Namun jika anda membutuhkan keranda jenazah maka segeralah kunjungi http://pemandianjenazah.net/kain-penutup-keranda-jenazah

Hal-hal apa saja yang dimakruhkan berkenaan jenazah?

1. Berdzikir, membaca sesuatu atau pekerjaan2 lainnya bersama dengan nada keras. Berkata Ibnul Mundzir: ”Kami memperoleh riwayat berasal dari Qeis bin ’Ibad yang menyebutkan bahwa para sahabat Rosulullah SAW tidak menyukai mengeraskan nada terhadap tiga hal: hadapi jenazah, ketika berdzikir dan sewaktu peperangan”.

2. Mengiringinya bersama dengan perapian, dikarenakan ini merupakan perbuatan jahiliyyah. Berkata Baihaqi: ”Dan di dalam wasiat berasal dari ’Aisyah, berasal dari ’Ubadah bin Shamit,Abu Hurairah, Abu Sa’id al-Khudri dan Asma’ binti Abu Bakar ra. Terdapat ’Janganlah kamu iringkan aku bersama dengan api’.” Tapi kalau pemakaman dijalankan malam hari hingga butuh penerangan maka tidak tersedia salahnya. Berdasarkan hadist yang diriwayatkan oleh Turmudzi berasal dari Ibnu Abbas: ”Bahwa Rosulullah SAW dulu memasuki suatu kuburan di malam hari, maka dinyalakan lampu”.

3. Menurut kebanyakan sahabat, Tabi’in, Hanafi, Hambali, Auza’i dan Ishak adalah makruh kalau pengiring jenazah duduk sebelum jenazah diletakkan di bumi, berdasarkan hadist Rosulullah berasal dari Abu Sa’id al-Khudri: ”Jika kamu melihat jenazah, hendaklah berdiri! Dan siapa yang mengiringinya janganlah ia duduk sebelum diletakan” Sedangkan menurut Imam Syafi’i tidak makruh kalau si pengantar jenazah duduk sebelum mayat diletakan. Berdasarkan ucapan Imam Syafi’i, berbicara Turmudzi: ”Diriwayatkan berasal dari {beberapa|sebagian|lebih berasal dari satu} pakar berasal dari para sahabat Nabi SAW dan lain2, bahwa mereka biasa termasuk mendahului jenazah dan duduk sebelum ia sampai”.

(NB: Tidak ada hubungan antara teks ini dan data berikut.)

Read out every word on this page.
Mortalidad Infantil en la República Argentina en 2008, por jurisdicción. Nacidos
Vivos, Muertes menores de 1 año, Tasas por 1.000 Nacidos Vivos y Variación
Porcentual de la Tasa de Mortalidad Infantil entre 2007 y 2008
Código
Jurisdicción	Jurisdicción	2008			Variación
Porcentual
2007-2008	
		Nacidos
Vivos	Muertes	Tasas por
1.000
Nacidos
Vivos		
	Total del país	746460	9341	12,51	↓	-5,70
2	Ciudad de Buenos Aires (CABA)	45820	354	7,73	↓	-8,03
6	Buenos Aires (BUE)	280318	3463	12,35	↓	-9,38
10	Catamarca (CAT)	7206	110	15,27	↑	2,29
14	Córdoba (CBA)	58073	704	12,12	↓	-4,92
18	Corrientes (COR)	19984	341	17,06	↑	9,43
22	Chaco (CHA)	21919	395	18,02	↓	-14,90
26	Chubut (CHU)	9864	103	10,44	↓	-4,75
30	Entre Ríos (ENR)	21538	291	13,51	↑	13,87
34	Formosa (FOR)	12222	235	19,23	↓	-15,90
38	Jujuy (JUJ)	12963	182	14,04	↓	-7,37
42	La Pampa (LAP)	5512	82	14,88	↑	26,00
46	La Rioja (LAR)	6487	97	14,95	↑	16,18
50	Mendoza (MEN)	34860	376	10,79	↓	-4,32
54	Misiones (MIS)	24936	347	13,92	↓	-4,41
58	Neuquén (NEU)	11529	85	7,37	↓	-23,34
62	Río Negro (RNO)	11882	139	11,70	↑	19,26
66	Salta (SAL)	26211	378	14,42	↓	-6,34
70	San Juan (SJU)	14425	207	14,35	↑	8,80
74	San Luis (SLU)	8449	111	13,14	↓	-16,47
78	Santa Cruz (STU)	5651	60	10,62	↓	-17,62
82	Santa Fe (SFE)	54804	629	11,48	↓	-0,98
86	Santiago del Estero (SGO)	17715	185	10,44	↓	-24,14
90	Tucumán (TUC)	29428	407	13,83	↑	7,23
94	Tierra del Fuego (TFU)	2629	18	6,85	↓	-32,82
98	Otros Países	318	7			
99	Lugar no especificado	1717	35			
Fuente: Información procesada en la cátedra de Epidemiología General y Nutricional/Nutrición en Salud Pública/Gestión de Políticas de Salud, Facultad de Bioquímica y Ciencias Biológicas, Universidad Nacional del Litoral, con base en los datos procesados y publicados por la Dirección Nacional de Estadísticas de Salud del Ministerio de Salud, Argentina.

4. Berdiri ketika jenazah lewat. Para ulama berselisih faham di dalam kasus ini, diantara mereka tersedia yang berpendapat makruh berdiri ketika jenazah lewat, tersedia termasuk yang membuktikan sunnat berdiri, dan tersedia yang berpendapat boleh menentukan diantara keduanya.

5. Mengiringkan jenazah bagi wanita. Dalam kasus ini para ulama tidak serupa pendapat. Mazhab Ibnu Mas’ud, Ibnu Umar, Abu Amamah, ‘Aisyah, Masruq, Hasan, Nakh’i, Auza’i, Ishak, Hanafi, Syafi’i dan Hambali berpandapat makruh bagi wanita untuk mengiringkan mayat, berdasarkan hadist riwayat Ahmad, Bukhari dan Ibnu Majah, berasal dari Ummu ‘Athiyyah, katanya: “Kami dilarang untuk mengiringkan jenazah, tetapi tidaklah dikerasi”. Sedangkan menurut Imam Malik, tidaklah makruh kalau perempuan yang sudah berumur mengantar jenazah, demikian termasuk wanita muda yang kematiannya dirasakan sebagai musibah besar atas dirinya, bersama dengan syarat ia pergi sembunyi2 dan tidak akan mengundang fitnah. Adapun menurut Ibnu Hazmin, tidak tersedia salahnya bagi wanita mengantarkan mayat.